LJ Talks to Gary Price
Andrew Richard Albanese -- Library Journal, 3/20/2006
Just don't call him Jeeves. But you can now call Gary Price, the founder of Resource Shelf and DocuTicker, the librarians' go-to-to guy at search engine Ask.com, where Price recently became director of online Information Resources. LJ recently caught up with Price to see how his new duties and his old ones will come together.
So, how did you wind up with Ask.com and what kinds of things will you be doing?
I've always heard from a lot of people, that it would be great if there was a person at one of the large search engines whose job it was to actually interact on a day-to-day basis with library community, and that's now one of my main roles at Ask.com. I'll be a face in the crowd, so to speak, an actual go-to person for the library community, and will help make the Ask.com product better for everybody. But I'm still doing what I've always done. I just did two presentations last week, one for SLA and Simmons in Boston, and one for NELINET. I'm not out there giving four hour Ask.com presentations. I'm not a salesman for Ask.com.
A librarians' go-to guy at a search engine: that sounds like a pretty big job, yes?
Well, it is. I would categorize it three different ways. I'm doing outreach, going to libraries and K-12 communities. I'm doing, well, in-reach, if that's an actual word! I'm letting people at Ask. Com know what services libraries have offered and the great things librarians are doing on the open web. There's a lot of great stuff librarians have done in terms of organizing information on the web, so that's something I want to let Ask.com know about, kind of piggybacking on some of the great work librarians have done. Third, I'm helping Ask.com with product development.
So it's been a busy time for you? What's changing, what's not changing in Gary Price's world?
Well, my second week at Ask.com is also the tenth anniversary of my becoming a librarian and the fifth anniversary of Resource Shelf. It's been quite a couple of weeks. Resource Shelf is definitely continuing. It's never been more popular. There will be nothing different—absolutely nothing. If you look at it since I started at Ask.com nothing there would suggest that Resource Shelf will become a vehicle for Ask.com. This is very important to me. If they had wanted me to become an evangelist or salesman for them I probably wouldn't have taken the job. Yes, my interest and focus is in Ask.com and how to improve the product, but the coverage on Resource Shelf and on DocuTicker is not a place to just talk about Ask.com. I maintain complete editorial freedom and I still own both Resource shelf and DocuTicker, so that's another great part of this opportunity that Ask.com has given me.

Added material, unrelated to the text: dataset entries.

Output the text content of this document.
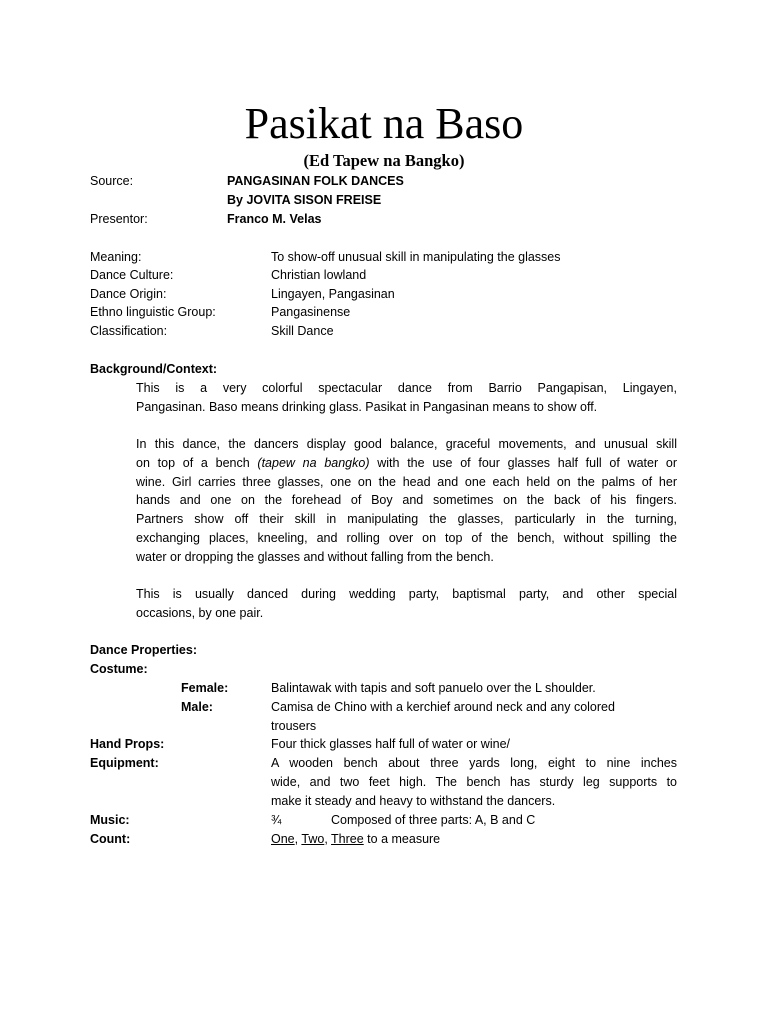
Pasikat na Baso
(Ed Tapew na Bangko)
Source:	PANGASINAN FOLK DANCES
By JOVITA SISON FREISE
Presentor:	Franco M. Velas
Meaning:	To show-off unusual skill in manipulating the glasses
Dance Culture:	Christian lowland
Dance Origin:	Lingayen, Pangasinan
Ethno linguistic Group:	Pangasinense
Classification:	Skill Dance
Background/Context:
This is a very colorful spectacular dance from Barrio Pangapisan, Lingayen,
Pangasinan. Baso means drinking glass. Pasikat in Pangasinan means to show off.
In this dance, the dancers display good balance, graceful movements, and unusual skill
on top of a bench (tapew na bangko) with the use of four glasses half full of water or
wine. Girl carries three glasses, one on the head and one each held on the palms of her
hands and one on the forehead of Boy and sometimes on the back of his fingers.
Partners show off their skill in manipulating the glasses, particularly in the turning,
exchanging places, kneeling, and rolling over on top of the bench, without spilling the
water or dropping the glasses and without falling from the bench.
This is usually danced during wedding party, baptismal party, and other special
occasions, by one pair.
Dance Properties:
Costume:
Female:	Balintawak with tapis and soft panuelo over the L shoulder.
Male:	Camisa de Chino with a kerchief around neck and any colored
trousers
Hand Props:	Four thick glasses half full of water or wine/
Equipment:	A wooden bench about three yards long, eight to nine inches
wide, and two feet high. The bench has sturdy leg supports to
make it steady and heavy to withstand the dancers.
Music:	¾	Composed of three parts: A, B and C
Count:	One, Two, Three to a measure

Let's talk searching. What are the most common mistakes you see searchers make?
I think a common mistake people make, and to some degree this may even go for some librarians, unfortunately, is that they know one thing and that's it. There's a lot of money being put into specialized search tools and databases, or what the industry calls verticals. Librarians know that there isn't one book or database, or one reference to answer every question. It's one thing for me to talk about alternatives, it's another thing for people to actually invest the time and effort and money to build and develop these things. For example, take Research Index, which has been around for a long time, I think eight years. It's a database that crawls the open web for scholarly information, and gives citation information and a lot of other value added features, but do people know about it? So a big challenge is just letting people know what's out there.
Is there a generational component? Are younger generations more, or too comfortable using search engines vs. those with experience using traditional library service?
I think there's a lot of work that needs to be done not only teaching students to be better searchers but teachers, too. This isn't really an Ask.com issue as much as it's a library marketing issue, and I know this is much easier said than done. Putting a face to the resources, putting a face to the library is very, very important. Especially for that younger group it's really important to get them to check more than one or two sources and to evaluate where that information is coming from. Making people better searchers requires training. I wouldn't say education, but training. Short doses of showing people what they can use. It's my experience that a little goes a long way and once you turn people on to the concept of alternatives, people will get excited. But you can't use something unless you know about it. So I think that's something the library community needs to do better as a whole, we offer not only our skills but all these unique resources, that, in my experience, most people don't even know about.
In looking at a recent Pew Report on searching, 44 percent said they go to one place, and 92 percent still said they were confident in their search skills. Is there a disconnect there?
I think that's because they just don't know anything else exists. If 92 percent are confident, well consider that probably 99 percent of all searches that go through the major search engines aren't using any of the advanced functions they offer. People are just taking what they can get. I think that will become a bigger challenge as we move forward. More importantly, another part of this is how long is it taking them to be satisfied? That's another huge issue here, one which also transcends my new job at Ask.com, time. I think this is one of the most marketable commodities that the library profession offers: saving time. We can use our jargon, and i use it as much as anybody, but in coming up with a message that will resonate with the general public, saving time is a phrase everyone will understand, whether an eighth-grader or a senior citizen. That's a concept we should think more about in selling our services and our abilities.